Her voice echoed back at her and she knew it had worked. It was getting hard to move her legs and she wondered for a brief moment if she'd be lucky enough to die of hypothermia before given the chance to drown. That seemed preferable. And Reesa certainly looked like she was about to collapse. The girl was huddled in on herself, teeth clanking, body shivering, mouth smeared in blood. Kate had a brief thought to hug her, share body heat, stay alive, but there was shuffling outside the door and urgent voices shouting at each other and she knew they'd be out soon.

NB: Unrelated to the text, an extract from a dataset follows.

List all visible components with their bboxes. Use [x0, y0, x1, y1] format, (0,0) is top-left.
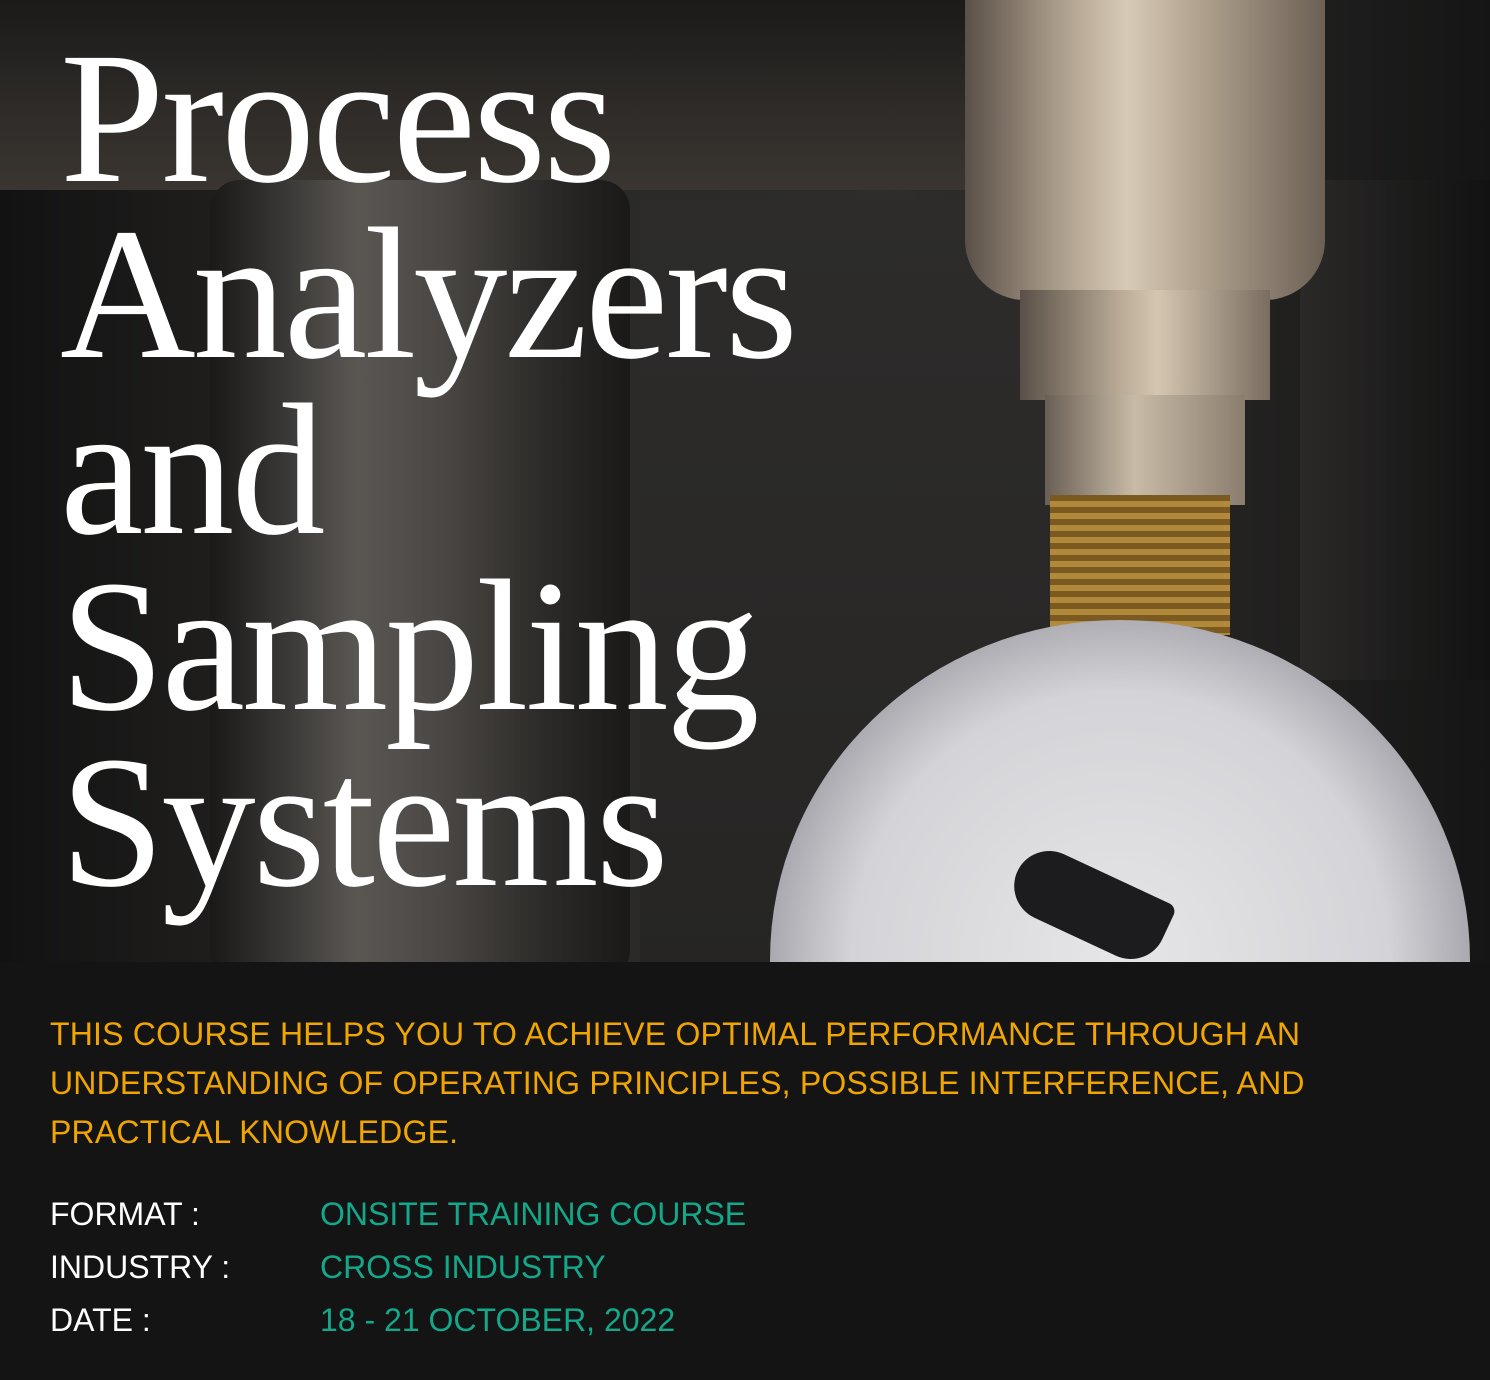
detail-format: FORMAT : ONSITE TRAINING COURSE	[50, 1188, 746, 1241]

Or at least out of the room, if not out of the situation, she thought. Shivering, Kate tugged on her sodden shirt and wished for a moment that she'd chosen to wear a full t-shirt instead of the sleeveless garment. For that matter, she wished she'd worn pants. Her cutoffs came to mid-thigh and she could feel every inch of her skin pimple up and tingle with the icy water.

The door opened a crack, spilling water out at the men pushing to get it open. Kate grabbed hold of the door, helping to muscle it past the flow until she could position herself better. Back against the doorjamb, Kate lifted her sandaled feet and set them to the lip of the door. Growling with effort, she levered herself between wall and door, shoving with her feet for added strength. The pink nail polish on her toes looked ridiculous given the situation and she focused on them, fighting the metal door that much more open.

The opening widened enough for two of the men to get through. Two of the men awkwardly climbed over her, passing a large, curved sheet of metal between them before charging for the hole. The course of water began to slow as it emptied out into the hallway, and she was able to release the door. Reesa stood paralyzed, her gaze fixed on the men patching the hole.

Kate glanced at the third man; a scrawny, awkwardly tall man who made his white uniform look ridiculous. As odd as it was, she knew who that man was pretending to be; Alexander Keats, the engineer. He was her favorite character because he was the unassuming hero, the dependable one who always got them out of trouble.

Not that his portrayal of the fictional character was in any way able to excuse abduction.

She scowled at him, which seemed to take him by surprise, and moved to Reesa's side. Gathering the still trembling woman to her side, Kate tried for rational thought.